As I thin the woods for mushroom logs, I also inevitably end up with firewood. So, two yields for my efforts - and now incentive for harvesting not only sugar maple, oak, and beech (preferred for mushrooms), but also red maple, ash, hickory, and other hardwoods. My friend and co-forester Lance Ebel of New Leaf Environmental also found a market for "camp-wood" - i.e. the $5 bundles campers pick up when they come to our area state parks for a camping trip. Outdoor fires are not like woodstove fires - you don't want the hardwoods but softwoods that burn hot and bright. And so, we now have an incentive to pull spruce, pine, and basswood from the forest. Finally, a recent surge in interest for gardens has grown the demand for black locust for fence posts, as it is highly rot resistant. As we harvest these products, the key though is that we leave the healthy trees and take the damaged, diseased, or undesired species - thereby leaving the forest better than we found it. This is the beginning of the forest economy.

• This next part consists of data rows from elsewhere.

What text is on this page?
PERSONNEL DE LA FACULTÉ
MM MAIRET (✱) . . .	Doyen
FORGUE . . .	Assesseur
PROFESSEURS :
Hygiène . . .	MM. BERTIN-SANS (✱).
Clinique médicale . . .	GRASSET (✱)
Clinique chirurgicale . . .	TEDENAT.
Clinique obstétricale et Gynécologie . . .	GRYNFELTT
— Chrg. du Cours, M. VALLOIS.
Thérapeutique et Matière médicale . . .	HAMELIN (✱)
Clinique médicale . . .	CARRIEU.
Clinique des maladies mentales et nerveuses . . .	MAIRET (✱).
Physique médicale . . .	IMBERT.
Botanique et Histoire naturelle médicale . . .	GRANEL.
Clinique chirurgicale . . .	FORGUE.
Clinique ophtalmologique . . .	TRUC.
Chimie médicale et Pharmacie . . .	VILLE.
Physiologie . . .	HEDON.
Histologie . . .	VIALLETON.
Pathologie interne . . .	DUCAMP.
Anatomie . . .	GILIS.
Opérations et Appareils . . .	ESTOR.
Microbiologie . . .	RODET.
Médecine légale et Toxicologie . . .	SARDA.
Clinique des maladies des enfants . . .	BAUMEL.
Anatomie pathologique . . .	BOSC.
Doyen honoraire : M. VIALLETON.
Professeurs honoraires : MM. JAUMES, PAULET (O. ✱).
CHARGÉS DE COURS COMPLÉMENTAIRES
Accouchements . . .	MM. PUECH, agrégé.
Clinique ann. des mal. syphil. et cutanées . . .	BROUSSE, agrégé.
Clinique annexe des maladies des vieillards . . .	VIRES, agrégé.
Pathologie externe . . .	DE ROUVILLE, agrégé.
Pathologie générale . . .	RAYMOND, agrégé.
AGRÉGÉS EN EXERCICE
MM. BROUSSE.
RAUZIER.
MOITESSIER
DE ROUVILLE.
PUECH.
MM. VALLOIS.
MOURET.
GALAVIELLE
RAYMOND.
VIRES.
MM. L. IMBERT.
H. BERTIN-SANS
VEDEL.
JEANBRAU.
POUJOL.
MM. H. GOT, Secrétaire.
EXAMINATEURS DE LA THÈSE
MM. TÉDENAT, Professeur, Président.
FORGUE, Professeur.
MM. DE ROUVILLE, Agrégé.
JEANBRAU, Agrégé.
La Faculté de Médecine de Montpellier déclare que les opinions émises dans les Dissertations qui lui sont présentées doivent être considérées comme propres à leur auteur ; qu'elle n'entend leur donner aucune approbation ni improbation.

There are so many possible ways to branch out from here. (pun intended!) Over the next multiple blog posts I'll zero in on some of these concepts, all of which together offer opportunities for jobs, improved environmental health, and increased community control over it's resources. As a farmer and educator of permaculture and ecological management, I'm compelled to find others interested in this topic because as I have found, I cannot make a livelihood if it is not connected to the livelihoods of others. Alone, or with only a few others, there is no economy. It takes a community with foresters, loggers, landowners, basket weavers, wood artists, farmers, and consumers to make this work. I know of very few who currently make their living from the forest; and yet there is ample room for people.